Même si Donald Trump a qualifié l’énergie propre de « nouvelle arnaque verte » dans son discours au Forum économique mondial de Davos, les pays du monde entier investissent de plus en plus dans le secteur des énergies renouvelables, créant ainsi une multitude d’opportunités d’emploi.
Selon un nouveau rapport, l’Europe comptait 2,04 millions d’emplois dans les énergies renouvelables en 2024, dont un peu moins de 1,8 million dans l’Union européenne.
L’étude 2025 de l’Organisation internationale du travail (OIT) et de l’Agence internationale pour les énergies renouvelables (IRENA) a révélé que, l’année précédente, les 27 États membres de l’UE constituaient ensemble le troisième « pays ou région » contributeur à l’emploi dans le domaine des énergies renouvelables dans le monde, avec 10,8 %.
La Chine s’est classée première, représentant 43,9 % de l’emploi mondial dans le domaine des énergies renouvelables, tandis que l’Asie (hors Chine et Inde) s’est classée deuxième, avec 14,9 %.
Le besoin d’emplois dans le secteur des énergies renouvelables se reflète dans la quantité de production supplémentaire.
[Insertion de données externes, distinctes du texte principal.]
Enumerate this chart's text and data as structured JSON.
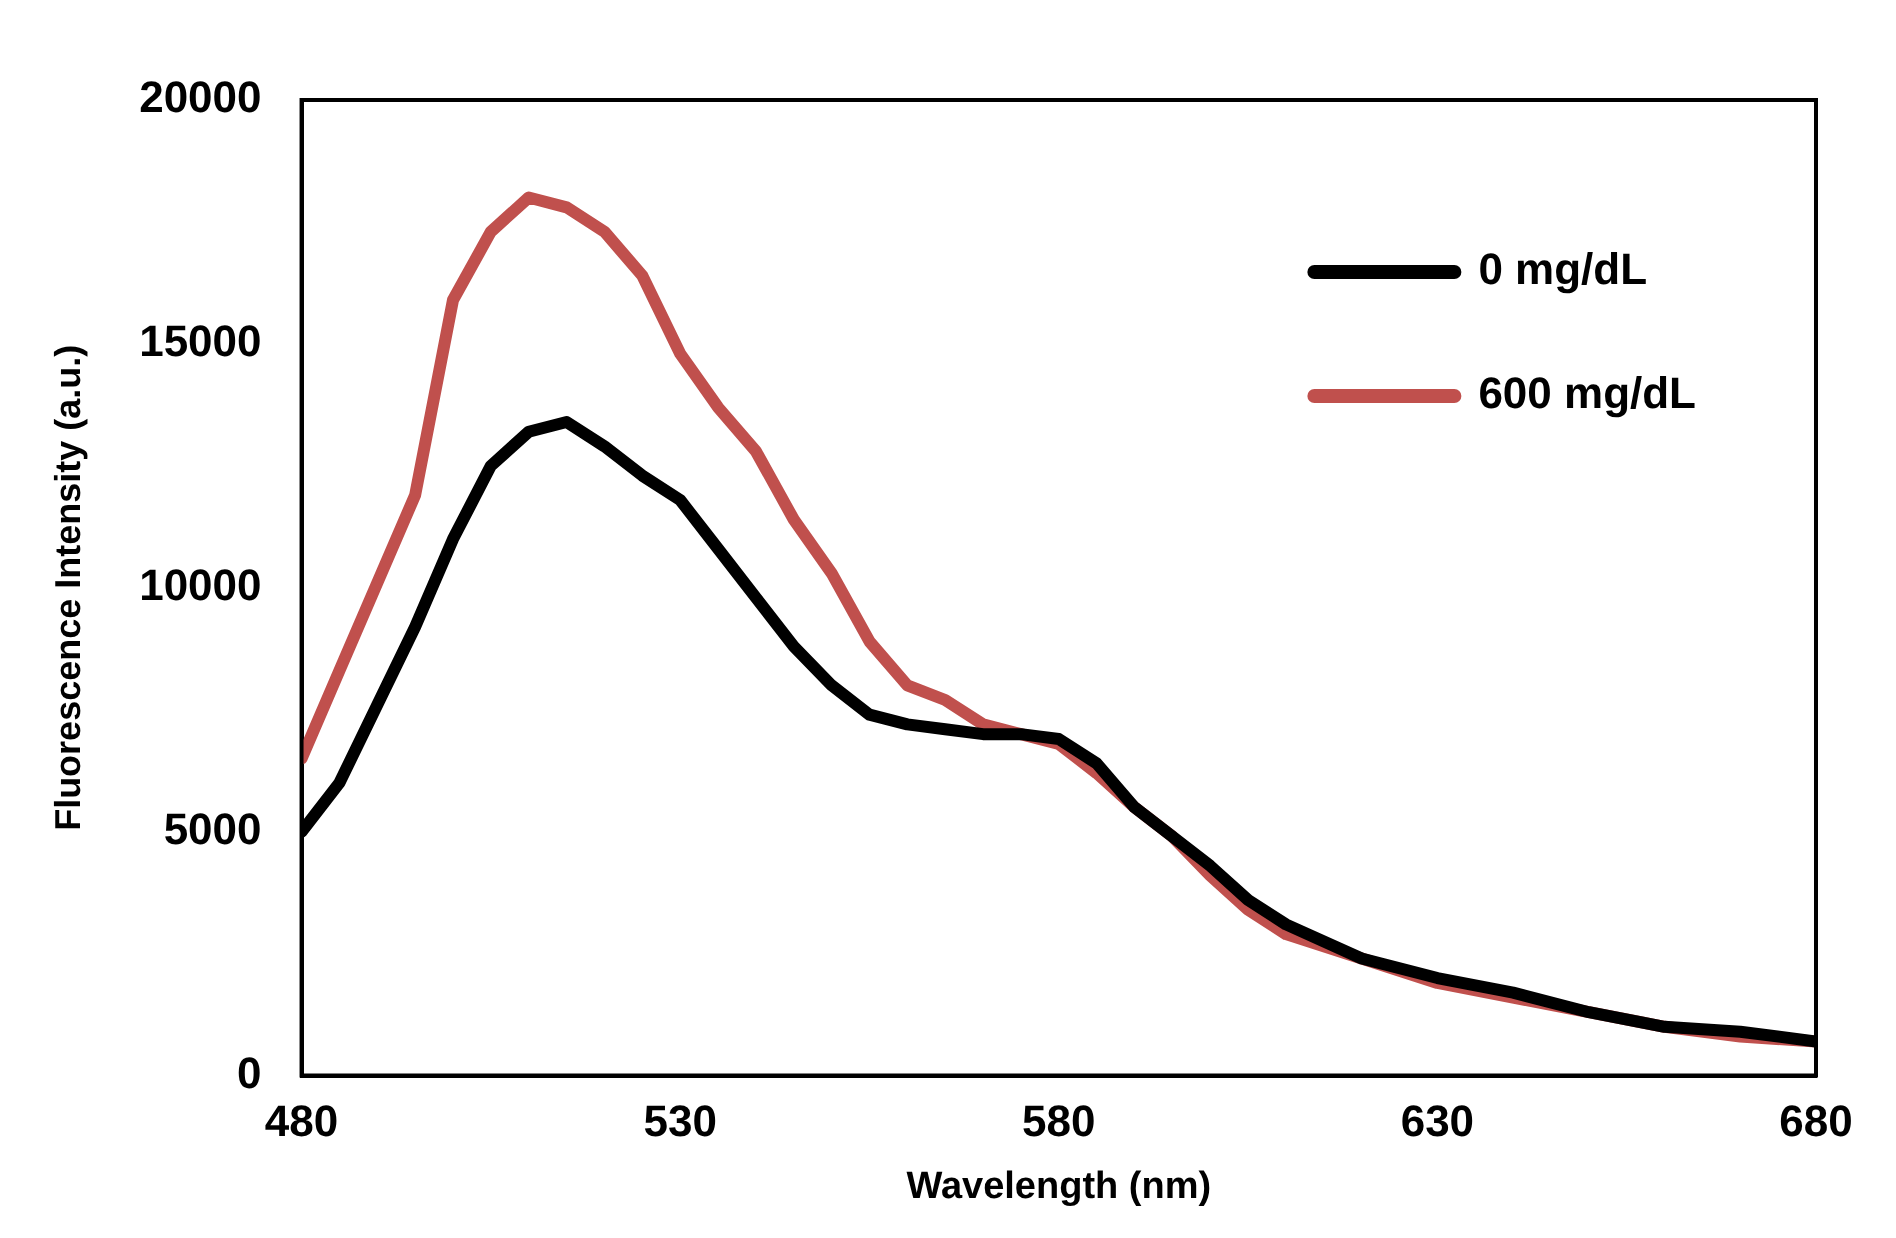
{
  "chart_data": {
    "type": "line",
    "xlabel": "Wavelength (nm)",
    "ylabel": "Fluorescence Intensity (a.u.)",
    "x": [
      480,
      485,
      490,
      495,
      500,
      505,
      510,
      515,
      520,
      525,
      530,
      535,
      540,
      545,
      550,
      555,
      560,
      565,
      570,
      575,
      580,
      585,
      590,
      595,
      600,
      605,
      610,
      620,
      630,
      640,
      650,
      660,
      670,
      680
    ],
    "series": [
      {
        "name": "0 mg/dL",
        "color": "#000000",
        "values": [
          5000,
          6000,
          7600,
          9200,
          11000,
          12500,
          13200,
          13400,
          12900,
          12300,
          11800,
          10800,
          9800,
          8800,
          8000,
          7400,
          7200,
          7100,
          7000,
          7000,
          6900,
          6400,
          5500,
          4900,
          4300,
          3600,
          3100,
          2400,
          2000,
          1700,
          1300,
          1000,
          900,
          700
        ]
      },
      {
        "name": "600 mg/dL",
        "color": "#c0504d",
        "values": [
          6500,
          8300,
          10100,
          11900,
          15900,
          17300,
          18000,
          17800,
          17300,
          16400,
          14800,
          13700,
          12800,
          11400,
          10300,
          8900,
          8000,
          7700,
          7200,
          7000,
          6800,
          6200,
          5500,
          4900,
          4100,
          3400,
          2900,
          2400,
          1900,
          1600,
          1300,
          1000,
          800,
          700
        ]
      }
    ],
    "xlim": [
      480,
      680
    ],
    "xticks": [
      480,
      530,
      580,
      630,
      680
    ],
    "ylim": [
      0,
      20000
    ],
    "yticks": [
      0,
      5000,
      10000,
      15000,
      20000
    ],
    "grid": false,
    "legend": "top right",
    "marker": "none",
    "line_style": "solid"
  }
}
D’ici 2025, l’énergie éolienne et solaire produite plus d’électricité dans l’UE que les combustibles fossiles pour la première fois, le dépassant de 1 %, marquant une « étape majeure » dans la transition vers une énergie propre, selon un autre nouveau rapport du groupe de réflexion sur l’énergie Ember.
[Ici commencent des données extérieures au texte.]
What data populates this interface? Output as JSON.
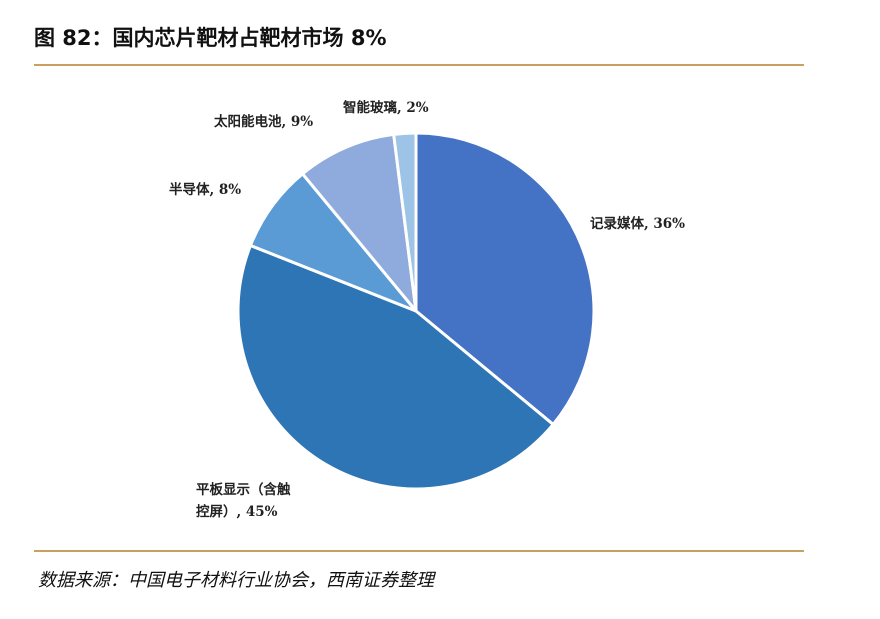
{
  "figure": {
    "title": "图 82：国内芯片靶材占靶材市场 8%",
    "source": "数据来源：中国电子材料行业协会，西南证券整理"
  },
  "chart_data": {
    "type": "pie",
    "slices": [
      {
        "name": "记录媒体",
        "value": 36,
        "label_lines": [
          "记录媒体, 36%"
        ],
        "color": "#4472c4"
      },
      {
        "name": "平板显示（含触控屏）",
        "value": 45,
        "label_lines": [
          "平板显示（含触",
          "控屏）, 45%"
        ],
        "color": "#2e75b6"
      },
      {
        "name": "半导体",
        "value": 8,
        "label_lines": [
          "半导体, 8%"
        ],
        "color": "#5b9bd5"
      },
      {
        "name": "太阳能电池",
        "value": 9,
        "label_lines": [
          "太阳能电池, 9%"
        ],
        "color": "#8faadc"
      },
      {
        "name": "智能玻璃",
        "value": 2,
        "label_lines": [
          "智能玻璃, 2%"
        ],
        "color": "#9dc3e6"
      }
    ]
  }
}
On estime que le secteur européen de l’énergie éolienne emploiera 279 100 personnes en 2024. L’Allemagne était le premier employeur du bloc, avec environ 110 000 emplois, suivie par l’Espagne et le Danemark.
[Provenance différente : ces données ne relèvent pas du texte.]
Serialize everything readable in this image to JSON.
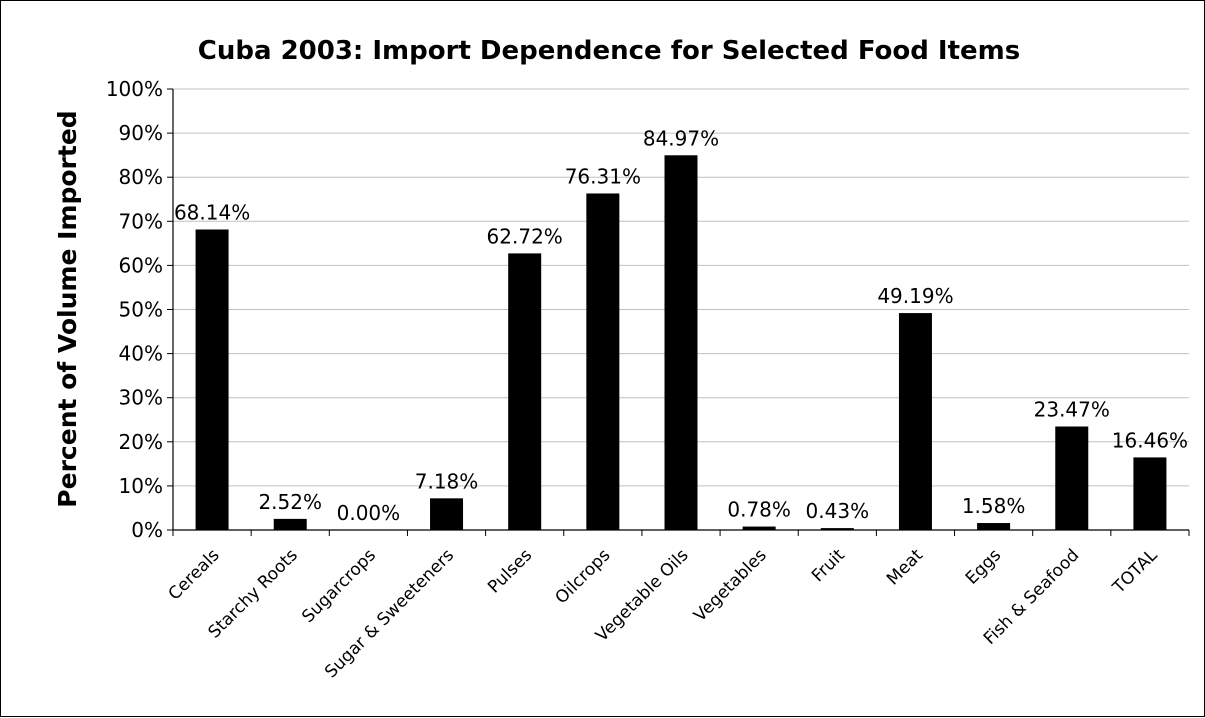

Cela se remarque également dans l’étendue des infrastructures éoliennes : l’Europe maintient sa position de deuxième installateur et deuxième fabricant d’équipements éoliens au monde.
Cependant, l’industrie éolienne offshore est toujours confrontée à un certain nombre de difficultés, notamment la hausse des coûts, les annulations de projets, les défis d’intégration du réseau et les difficultés de la chaîne d’approvisionnement.
Concernant l’énergie solaire, le secteur a atteint en 2024 le nombre record de 865 000 personnes travaillant dans l’industrie.
Bien que ce chiffre représente un ralentissement de la croissance d’une année sur l’autre de 5 %, il dépasse néanmoins la croissance de 0,8 % de l’ensemble du marché du travail de l’UE, selon un rapport de SolarPower Europe de 2025.
Cependant, la main-d’œuvre solaire de l’UE devrait diminuer de 5 % en 2025, passant de 865 000 emplois à environ 825 000, selon l’association.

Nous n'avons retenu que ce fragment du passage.